An example of what I need to figure this out for: I have a 3D texture that is a 128x512 image. The first 128x256 is the grass texture. The 2nd half is the dirt texture. I am treating the texture as if it is 4 128x128 tiles, so the depth is 4. What math do I do to find out the float R coordinate for a solid grass texture? What math do I do to find the start/end float R coordinates for blending from dirt to grass?

Any help is appreciated!

A: 

I realized that I did something wrong with my code that made me think it wasn't simply getting texture surrounding R, when it actually is. So the first texture is at 1.0/(depth*2).

Barakat
+1  A: 

You figured out that to sample from a layer 0, you have to use r = 1 / (depth * 2). In general, to get layer N, you'd use r = (N + 1/2) / depth

This result is the same for the first 2 coordinates, by the way.
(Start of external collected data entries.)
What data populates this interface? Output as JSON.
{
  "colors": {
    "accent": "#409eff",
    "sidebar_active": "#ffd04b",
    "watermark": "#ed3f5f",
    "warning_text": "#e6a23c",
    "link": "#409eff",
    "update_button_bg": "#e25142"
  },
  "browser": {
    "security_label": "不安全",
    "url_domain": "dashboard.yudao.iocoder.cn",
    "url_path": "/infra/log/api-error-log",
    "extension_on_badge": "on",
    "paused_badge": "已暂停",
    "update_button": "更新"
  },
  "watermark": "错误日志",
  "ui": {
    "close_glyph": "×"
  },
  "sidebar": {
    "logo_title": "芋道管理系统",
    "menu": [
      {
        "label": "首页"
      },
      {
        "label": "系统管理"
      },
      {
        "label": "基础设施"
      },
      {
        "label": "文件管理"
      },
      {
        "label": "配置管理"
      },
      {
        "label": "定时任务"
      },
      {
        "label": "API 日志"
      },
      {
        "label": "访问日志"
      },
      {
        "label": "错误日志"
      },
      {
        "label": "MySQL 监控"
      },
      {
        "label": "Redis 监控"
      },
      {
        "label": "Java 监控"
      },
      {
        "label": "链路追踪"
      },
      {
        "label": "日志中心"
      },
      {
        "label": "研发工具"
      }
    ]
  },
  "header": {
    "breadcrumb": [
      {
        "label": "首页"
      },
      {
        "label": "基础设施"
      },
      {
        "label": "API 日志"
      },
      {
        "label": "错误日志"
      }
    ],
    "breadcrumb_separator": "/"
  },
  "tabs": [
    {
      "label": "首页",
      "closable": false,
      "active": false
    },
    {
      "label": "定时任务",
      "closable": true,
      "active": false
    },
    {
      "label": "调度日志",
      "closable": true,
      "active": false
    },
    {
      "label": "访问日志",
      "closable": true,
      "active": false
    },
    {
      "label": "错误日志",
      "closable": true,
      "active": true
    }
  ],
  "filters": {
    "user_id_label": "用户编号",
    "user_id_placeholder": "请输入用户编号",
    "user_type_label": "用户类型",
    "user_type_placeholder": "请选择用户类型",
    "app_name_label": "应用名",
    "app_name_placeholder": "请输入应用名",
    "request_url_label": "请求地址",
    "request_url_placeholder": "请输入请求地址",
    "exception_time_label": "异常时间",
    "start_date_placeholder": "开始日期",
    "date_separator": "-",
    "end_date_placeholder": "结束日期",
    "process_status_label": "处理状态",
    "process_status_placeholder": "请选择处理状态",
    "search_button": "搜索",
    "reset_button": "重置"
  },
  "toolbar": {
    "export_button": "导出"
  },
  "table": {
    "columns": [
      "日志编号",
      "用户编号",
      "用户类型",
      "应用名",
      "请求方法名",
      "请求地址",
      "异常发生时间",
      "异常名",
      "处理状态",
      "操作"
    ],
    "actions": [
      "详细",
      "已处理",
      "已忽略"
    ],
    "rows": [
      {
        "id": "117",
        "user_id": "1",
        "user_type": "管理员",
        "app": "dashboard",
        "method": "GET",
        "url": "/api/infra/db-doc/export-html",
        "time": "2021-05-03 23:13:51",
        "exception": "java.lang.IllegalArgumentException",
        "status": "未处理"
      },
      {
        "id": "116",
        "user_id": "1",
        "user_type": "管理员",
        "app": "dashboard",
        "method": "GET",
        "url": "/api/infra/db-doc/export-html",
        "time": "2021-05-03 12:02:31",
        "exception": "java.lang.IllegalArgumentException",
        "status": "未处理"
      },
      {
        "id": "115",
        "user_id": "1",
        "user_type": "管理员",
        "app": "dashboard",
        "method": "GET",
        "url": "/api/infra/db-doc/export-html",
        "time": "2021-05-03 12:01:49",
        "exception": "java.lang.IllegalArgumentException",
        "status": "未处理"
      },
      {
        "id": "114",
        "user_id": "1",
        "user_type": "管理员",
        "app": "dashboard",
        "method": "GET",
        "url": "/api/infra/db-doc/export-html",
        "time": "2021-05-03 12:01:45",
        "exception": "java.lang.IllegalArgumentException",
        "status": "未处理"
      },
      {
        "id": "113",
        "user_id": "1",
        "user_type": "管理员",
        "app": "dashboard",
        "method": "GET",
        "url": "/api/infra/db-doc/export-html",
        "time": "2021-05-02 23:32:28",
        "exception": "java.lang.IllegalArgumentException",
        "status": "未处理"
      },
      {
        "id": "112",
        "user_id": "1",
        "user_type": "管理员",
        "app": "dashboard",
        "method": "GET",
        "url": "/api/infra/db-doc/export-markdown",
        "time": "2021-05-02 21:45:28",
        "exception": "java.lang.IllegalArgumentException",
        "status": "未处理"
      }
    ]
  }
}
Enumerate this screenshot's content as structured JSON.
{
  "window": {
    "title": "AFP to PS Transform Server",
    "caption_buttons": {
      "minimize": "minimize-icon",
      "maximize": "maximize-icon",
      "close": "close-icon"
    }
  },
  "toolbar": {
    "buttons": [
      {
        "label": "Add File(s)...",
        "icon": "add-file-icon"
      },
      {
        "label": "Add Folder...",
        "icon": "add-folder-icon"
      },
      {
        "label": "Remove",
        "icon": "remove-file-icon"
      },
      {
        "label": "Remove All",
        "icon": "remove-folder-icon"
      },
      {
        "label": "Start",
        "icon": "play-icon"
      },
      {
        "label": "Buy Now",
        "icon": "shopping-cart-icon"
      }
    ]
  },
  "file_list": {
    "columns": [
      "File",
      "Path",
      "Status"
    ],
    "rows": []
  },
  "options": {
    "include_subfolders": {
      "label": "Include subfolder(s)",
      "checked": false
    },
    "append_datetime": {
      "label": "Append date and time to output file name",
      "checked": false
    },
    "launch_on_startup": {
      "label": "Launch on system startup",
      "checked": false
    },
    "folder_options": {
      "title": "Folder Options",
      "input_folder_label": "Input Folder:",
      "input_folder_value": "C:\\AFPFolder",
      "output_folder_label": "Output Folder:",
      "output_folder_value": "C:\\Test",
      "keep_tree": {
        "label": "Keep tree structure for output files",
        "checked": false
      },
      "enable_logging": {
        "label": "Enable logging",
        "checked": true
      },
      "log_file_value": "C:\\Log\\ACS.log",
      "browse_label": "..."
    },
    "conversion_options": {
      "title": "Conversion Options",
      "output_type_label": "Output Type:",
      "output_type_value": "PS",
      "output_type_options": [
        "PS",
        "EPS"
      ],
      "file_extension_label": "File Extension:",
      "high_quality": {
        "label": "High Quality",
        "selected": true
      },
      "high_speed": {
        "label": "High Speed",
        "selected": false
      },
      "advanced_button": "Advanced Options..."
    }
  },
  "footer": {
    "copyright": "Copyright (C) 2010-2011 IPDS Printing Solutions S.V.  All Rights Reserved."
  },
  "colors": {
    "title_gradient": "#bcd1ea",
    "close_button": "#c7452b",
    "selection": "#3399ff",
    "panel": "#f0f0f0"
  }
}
If you want to have a triangle that has exactly the value of the first texel of your 2/d texture, then you need to pass the coordinates (0.5/width, 0.5/height) to each of the vertices.

But, but... what you're trying to do is what texture arrays have been invented for (DX10 era feature). 3D textures are a poor fit for a number of reasons, the biggest issue being that mip-mapping does not work like you would want it to (mipmap between the 2D levels independently of the third dimension).

Mip-mapping is critical to reduce aliasing artifacts (especially on terrain, where it spans all the depth range). When you start turning on mip-mapping on your layers, you'll see that the different material layer will start blending regardless of your texture coordinates when the terrain is further away. That's what mipmapping is for after all... your 128x128x4 texture becomes 64x64x2, 32x32x1, 16x16x1 as you use them on geometries that are further away. When you reach down the 32x32x1 level, you only have 1 layer left, that's likely going to be a bland mixture of your dirt and grass. Again, not what you want.

In contrast, texture arrays will give 128x128[4], 64x64[4], 32x32[4], 16x16[4], where you keep the 4 layers you want to select the various materials regardless of mipmapping.

Bahbar
I'm not sure if texture arrays will also let me do this easily, but the main reason I am using 3d textures is so that I can blend between different textures easily. To blend between tile 1 and tile 2 all I have to do is interpolate between 1/(depth*2) - 2/(depth*2). I have not noticed any artifacts so far, but if I see any that I can't fix I will definitely keep your suggestion in mind. Thanks!